Yıldız etkinYıldız etkinYıldız etkinYıldız etkinYıldız etkin
 

NAZIM HİKMET "KEREM GİBİ" ŞİİRİNİN İNCELEMESİ



KEREM GİBİ

Hava kurşun gibi ağır!!
Bağır
        bağır
                bağır
                        bağırıyorum.
Koşun
         kurşun
                erit-
                    -meğe
                            çağırıyorum...
O diyor ki bana:
— Sen kendi sesinle kül olursun ey!
                                                Kerem
                                                     gibi
                                                          yana
                                                                yana...
«Deeeert
             çok,
                 hemdert
                         yok»
Yürek-
        -lerin
kulak-
        -ları
              sağır...
Hava kurşun gibi ağır...
Ben diyorum ki ona:
— Kül olayım
                   Kerem
                        gibi
                              yana
                                    yana.
Ben yanmasam
                  sen yanmasan
                             biz yanmasak,
                             nasıl
                                   çıkar
                                          karan-
                                                  -lıklar
                                                      aydın-
                                                              -lığa..
Hava toprak gibi gebe.
Hava kurşun gibi ağır.
Bağır
        bağır
                bağır
                        bağırıyorum.
Koşun
         kurşun
                 erit-
                     -meğe
                             çağırıyorum.....

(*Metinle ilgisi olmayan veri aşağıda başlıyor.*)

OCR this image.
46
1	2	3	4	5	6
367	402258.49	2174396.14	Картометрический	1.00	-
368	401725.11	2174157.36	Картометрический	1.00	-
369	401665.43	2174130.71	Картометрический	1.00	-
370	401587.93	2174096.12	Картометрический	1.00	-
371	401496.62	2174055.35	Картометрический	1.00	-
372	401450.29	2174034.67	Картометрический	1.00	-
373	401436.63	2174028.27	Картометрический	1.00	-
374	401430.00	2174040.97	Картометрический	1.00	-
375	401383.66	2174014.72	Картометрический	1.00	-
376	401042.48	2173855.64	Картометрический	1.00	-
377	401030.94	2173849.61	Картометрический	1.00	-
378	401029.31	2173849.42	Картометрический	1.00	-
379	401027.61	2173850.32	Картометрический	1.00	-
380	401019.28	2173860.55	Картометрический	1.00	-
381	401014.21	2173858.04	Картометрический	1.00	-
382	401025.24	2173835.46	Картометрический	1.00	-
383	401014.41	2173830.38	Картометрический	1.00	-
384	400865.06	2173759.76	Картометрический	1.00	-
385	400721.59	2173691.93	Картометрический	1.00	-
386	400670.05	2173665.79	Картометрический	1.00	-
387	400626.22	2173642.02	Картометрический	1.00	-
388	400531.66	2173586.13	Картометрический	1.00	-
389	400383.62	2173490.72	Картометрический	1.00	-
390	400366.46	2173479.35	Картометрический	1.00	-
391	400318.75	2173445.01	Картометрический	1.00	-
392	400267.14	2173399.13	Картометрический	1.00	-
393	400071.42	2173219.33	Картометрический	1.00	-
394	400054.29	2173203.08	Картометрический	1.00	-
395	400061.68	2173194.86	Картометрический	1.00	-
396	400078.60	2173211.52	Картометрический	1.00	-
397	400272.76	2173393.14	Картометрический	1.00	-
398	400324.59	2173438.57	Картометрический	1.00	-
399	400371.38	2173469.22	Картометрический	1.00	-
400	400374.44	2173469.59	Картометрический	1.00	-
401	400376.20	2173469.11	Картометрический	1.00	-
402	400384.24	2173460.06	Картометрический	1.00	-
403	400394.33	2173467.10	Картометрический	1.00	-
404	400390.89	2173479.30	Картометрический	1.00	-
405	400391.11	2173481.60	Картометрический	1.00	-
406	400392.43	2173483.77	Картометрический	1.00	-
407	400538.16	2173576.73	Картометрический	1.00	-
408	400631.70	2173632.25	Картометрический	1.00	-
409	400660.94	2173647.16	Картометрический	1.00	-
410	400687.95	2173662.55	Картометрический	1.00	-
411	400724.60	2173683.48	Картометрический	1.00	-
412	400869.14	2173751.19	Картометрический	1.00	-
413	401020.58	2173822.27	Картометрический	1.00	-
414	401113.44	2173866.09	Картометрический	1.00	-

                                                                                1930 Mayıs

ŞİİRİN AÇIKLAMASI:

Nazım Hikmet bu şiiri, kendisiyle aynı yola baş koyan fakat sonrasında o yoldan - kendilerince- çekilmek zorunda kalan ve Nazım'a da bu konuda baskı yapan birkaç arkadaşı için yazmıştır. "Vazgeç bu sevdadan, görmüyor musun daha beter yakacaksın başını, fazla gelir sana bu yaşam tarzı" diyerek vazgeçirmeye çalışmışlardır Nazım hikmet'i sevdasından... Şiirin başlığının  "Kerem Gibi" olmasının sebebi, arkadaşlarının onun kavgasını KEREM İLE ASLI nın aşkına benzetmeleridir.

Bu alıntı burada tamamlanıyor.